But some First Nations fear, despite the funding, that government interest in the green option is cooling in the shadow of the province's multibillion-dollar liquefied natural gas dreams.
Judith Sayers, a former chief of the Hupacasath First Nation on Vancouver Island and now an association board member, said clean energy was not part of BC Hydro's draft 20-year plan released in August.
"A $50 billion industry being cast aside in the province? It's amazing to me that that could actually happen, that we could be so fully left out of the next 20 years of electricity planning," Sayers said after listening to Rustad speak.

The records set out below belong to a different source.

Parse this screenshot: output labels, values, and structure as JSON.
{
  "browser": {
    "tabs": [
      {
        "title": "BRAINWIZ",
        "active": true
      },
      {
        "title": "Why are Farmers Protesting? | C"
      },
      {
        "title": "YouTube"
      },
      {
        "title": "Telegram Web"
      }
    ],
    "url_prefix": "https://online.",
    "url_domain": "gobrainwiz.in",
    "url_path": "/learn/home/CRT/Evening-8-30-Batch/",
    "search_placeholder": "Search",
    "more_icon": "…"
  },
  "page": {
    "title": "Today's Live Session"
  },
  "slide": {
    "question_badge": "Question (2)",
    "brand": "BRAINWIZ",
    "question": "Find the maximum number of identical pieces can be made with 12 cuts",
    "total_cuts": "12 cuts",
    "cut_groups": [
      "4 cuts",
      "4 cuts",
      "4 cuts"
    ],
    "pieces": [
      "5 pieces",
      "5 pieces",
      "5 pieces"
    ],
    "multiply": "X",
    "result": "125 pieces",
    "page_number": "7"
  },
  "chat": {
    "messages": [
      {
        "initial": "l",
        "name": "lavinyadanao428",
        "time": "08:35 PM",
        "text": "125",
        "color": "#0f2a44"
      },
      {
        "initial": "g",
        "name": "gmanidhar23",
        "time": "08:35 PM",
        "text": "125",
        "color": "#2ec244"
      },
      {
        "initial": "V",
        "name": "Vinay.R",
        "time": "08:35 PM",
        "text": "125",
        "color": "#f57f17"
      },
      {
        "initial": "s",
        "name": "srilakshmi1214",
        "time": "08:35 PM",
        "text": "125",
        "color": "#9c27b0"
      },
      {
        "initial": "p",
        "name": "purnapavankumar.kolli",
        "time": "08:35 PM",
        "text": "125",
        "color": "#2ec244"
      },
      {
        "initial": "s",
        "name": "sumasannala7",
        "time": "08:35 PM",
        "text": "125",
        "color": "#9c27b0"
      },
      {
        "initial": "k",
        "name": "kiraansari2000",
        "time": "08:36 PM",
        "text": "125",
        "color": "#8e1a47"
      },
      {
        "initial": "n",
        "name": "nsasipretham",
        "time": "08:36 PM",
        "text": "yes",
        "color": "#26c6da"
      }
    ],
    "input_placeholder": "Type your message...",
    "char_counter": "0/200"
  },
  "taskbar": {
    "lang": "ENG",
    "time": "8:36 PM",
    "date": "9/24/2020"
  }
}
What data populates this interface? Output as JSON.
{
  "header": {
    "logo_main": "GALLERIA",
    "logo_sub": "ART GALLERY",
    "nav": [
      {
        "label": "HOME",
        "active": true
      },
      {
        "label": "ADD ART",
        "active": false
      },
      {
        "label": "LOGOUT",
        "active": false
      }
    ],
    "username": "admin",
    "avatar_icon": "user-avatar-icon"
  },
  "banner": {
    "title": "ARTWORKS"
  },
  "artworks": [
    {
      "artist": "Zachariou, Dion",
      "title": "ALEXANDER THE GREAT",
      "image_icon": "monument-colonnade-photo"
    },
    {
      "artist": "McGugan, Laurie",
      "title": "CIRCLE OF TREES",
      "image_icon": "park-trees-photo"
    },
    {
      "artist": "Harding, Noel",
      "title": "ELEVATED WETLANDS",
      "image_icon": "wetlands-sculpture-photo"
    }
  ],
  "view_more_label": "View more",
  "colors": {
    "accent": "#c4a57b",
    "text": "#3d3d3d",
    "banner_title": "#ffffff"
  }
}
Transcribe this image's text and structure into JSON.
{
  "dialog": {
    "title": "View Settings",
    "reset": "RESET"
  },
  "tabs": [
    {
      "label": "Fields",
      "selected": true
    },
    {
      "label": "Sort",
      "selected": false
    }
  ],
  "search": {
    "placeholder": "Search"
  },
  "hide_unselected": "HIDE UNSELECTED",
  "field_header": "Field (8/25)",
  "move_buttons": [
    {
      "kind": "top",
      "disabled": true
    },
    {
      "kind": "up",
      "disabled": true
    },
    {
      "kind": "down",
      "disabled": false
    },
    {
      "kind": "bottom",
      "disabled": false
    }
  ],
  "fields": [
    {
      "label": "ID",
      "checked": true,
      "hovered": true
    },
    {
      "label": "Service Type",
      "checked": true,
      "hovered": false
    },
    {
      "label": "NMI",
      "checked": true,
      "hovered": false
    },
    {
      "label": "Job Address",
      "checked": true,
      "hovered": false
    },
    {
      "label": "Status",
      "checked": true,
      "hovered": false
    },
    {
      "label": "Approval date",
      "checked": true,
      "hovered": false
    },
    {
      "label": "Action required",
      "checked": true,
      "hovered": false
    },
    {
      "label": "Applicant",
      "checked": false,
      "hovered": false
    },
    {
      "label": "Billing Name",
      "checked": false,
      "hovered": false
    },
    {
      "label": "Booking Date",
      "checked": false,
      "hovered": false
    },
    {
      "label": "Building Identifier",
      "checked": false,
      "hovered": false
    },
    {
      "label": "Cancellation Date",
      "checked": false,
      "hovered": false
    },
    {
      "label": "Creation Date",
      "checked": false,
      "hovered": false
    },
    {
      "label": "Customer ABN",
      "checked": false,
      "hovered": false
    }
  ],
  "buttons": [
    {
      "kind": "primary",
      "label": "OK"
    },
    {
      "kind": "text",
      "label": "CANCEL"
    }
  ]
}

"Especially in light of how involved First Nations are in this industry and how much benefit this brought — jobs, capacity building, benefits in the community for language and culture. That's more the things that we focus on instead of revenue."
Energy Minister Bill Bennett told conference attendees that he has ordered the Crown corporation to revise the plan to include investment in clean energy.
Rustad said after his speech that the government continues to move forward with its clean energy strategy and investments.
"LNG is the most exciting opportunity that this province has probably ever seen, and may ever see in the future. It is enormous in what it will do," he said.
"However, there are tremendous other projects that are going on around the province, whether it's in clean energy, or whether it's in forestry, whether its in agriculture or mining.
Rustad said in his noon-hour speech that clean energy offers an evolution in the relationship between government, business and First Nations.
"It may not be perfect. It may not be able to resolve all sort of issues, but it's a huge step and it's a huge opportunity for building the kind of economic potential and the kind of partnerships that we want to see, and ultimately, building that better relationship government-to-government," he said.
Under the provincial First Nations Clean Energy Business Fund, up to $40,000 is available for bands to develop the capacity for clean energy and as much as $500,000 is available in equity funding to invest in projects.
Among the 12 recipients announced Monday, the Lake Babine Nation will look at using wood chips for a biomass heating system, and the Shishalh (Sechelt) Nation will invest in the 33-megawatt Narrows Inlet hydro project.
Sayers said clean energy has a minimal impact on the environment, and has greater appeal to First Nations than some of the energy projects that have faced opposition from aboriginal groups. More than 80 bands were represented at the conference in Vancouver.
"It's easier to be involved in this industry than being in, you know, the Enbridge project, where the environmental impacts can't be prevented," she said.
"The most important thing is our way of life and continuing to exercise our rights. If we can't do that, we don't want the projects."